One very very brave Snarkling has sent her page to the "is it crap" meter here at SnarkCity. (Miss Snark admires that kind of bravery)
The fresh smell of damp earth caressed Kariba's nose as she stood at the edge of her father's vineyard. The rain had come unexpectedly in the middle of the day -good news for the grapes, but bad news for a restless girl who had been trapped in the house during the best part of the afternoon.
1. fresh smell of damp earth ..caresses? Miss Snark prefers to not kiss or hug the dirt. Not every smell needs an adjective.
2. "had come" "who had been"...AGGGGGGGGG. This is one of Miss Snark's most common complaints: double verbing.
Any time you see "was" "had" "were" with another verb you can probably remove it and spiff up your writing 100%.
as in: "came" and "bad news for a restless girl trapped in the house during the best part of the afternoon."
We KNOW she's not in the house now so you don't have to spell out the past tense. Readers will make intuitive leaps with you.
One of the biggest problems I see is writers who think they are filling out police reports and have to include every fact, every look, every causal link.
Kariba reached toward the nearest vine and plucked a single, deep purple grape. Popping it into her mouth with the nonchalance of a seasoned vintner, she chewed -and grimaced. The grape wasn't quite ready for picking. She would have to wait a few more weeks until the harvest, when she would get her fill of all the sweet grapes that bounced out of the baskets and onto the soft grass. "Gleaning the grapes" she called it.
1. The first sentence can be shortened to "Kariba plucked a single deep purple grape". The rythm of your sentences is almost as important as the actual words. Shorter sentences at the start, building to a longer one in the middle, falling off to shorter ones. Not an ironclad rule, but good form to practice before you do something else.
2. Popping it into her mouth with the nonchalance of a seasoned vintner she chewed and grimaced.
again, over writing. Once she plucks the grape, she can pop it and grimace. We don't need the chew. Cutting down on the extraneous stuff keeps the energy of your writing from dissipating over too much text.

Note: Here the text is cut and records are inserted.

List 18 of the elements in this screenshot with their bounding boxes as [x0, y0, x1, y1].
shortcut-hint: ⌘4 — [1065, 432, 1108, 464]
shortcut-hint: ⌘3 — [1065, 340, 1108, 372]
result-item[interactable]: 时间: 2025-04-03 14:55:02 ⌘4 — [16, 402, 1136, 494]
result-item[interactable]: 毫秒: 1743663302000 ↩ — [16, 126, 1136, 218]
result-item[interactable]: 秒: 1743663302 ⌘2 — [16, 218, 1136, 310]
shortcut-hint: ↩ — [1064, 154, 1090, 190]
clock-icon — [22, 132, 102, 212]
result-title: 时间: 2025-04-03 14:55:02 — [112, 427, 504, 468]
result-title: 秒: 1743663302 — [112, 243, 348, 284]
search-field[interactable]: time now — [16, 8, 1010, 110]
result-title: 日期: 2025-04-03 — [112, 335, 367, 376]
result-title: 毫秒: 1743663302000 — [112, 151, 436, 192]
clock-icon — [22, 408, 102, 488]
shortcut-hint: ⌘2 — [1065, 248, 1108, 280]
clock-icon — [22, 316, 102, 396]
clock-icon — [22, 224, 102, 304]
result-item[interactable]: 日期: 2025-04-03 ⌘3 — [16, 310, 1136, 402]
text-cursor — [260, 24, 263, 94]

Kariba's father, Quillius Korfarb, owned the finest winery in Bajornia, as had his father before him. His wines were prized throughout the land, and even traders from beyond the Southern Ice Field were known to fill their holds with the fruits of Korfarb Vineyards. Kariba thought wine was horrible, and she wished they could use the grapes to make raisins or delicious jams instead. Still, at twelve years of age, she was old enough to understand that there was more money to be made in a winery than in a fruit stand -and to be perfectly honest, she was proud of her father and his fine reputation.
3. forgive me dear snarkling but..blah blah blah. This is both backstory and tedious. You've got us in the grapes, caressing the dirt. Let's see some action.
"Stealing Father's grapes again, Little Kiba?" Her older brother appeared from behind, on his way to the house after his day's work.
"I'm not so little, Quantuck," Kariba replied. "It only seems that way to you because you're so tall."
Quantuck laughed, a rich, cheerful sound without malice. "Were I a full half-length shorter, you would still be as small as a woodland sprite."
Aha! Here is where your story actually begins. Action, some conflict and a brother who should probably be doing something other than teasing his sister. Although if it were Miss Snark's brother, she would have said "blow it out your ear bucko".
Ok, in conclusion. This doesn't pass my threshold. I would say no, it's not quite right for us. There's nothing here that captures my attention, makes me want to read on.
For a really good look at more on this topic take a look at
A Literary Agent Reads The Reviews by Nat Sobel. It's a pdf download.
And oh Brave Snarkling Writer, I hope this is of help.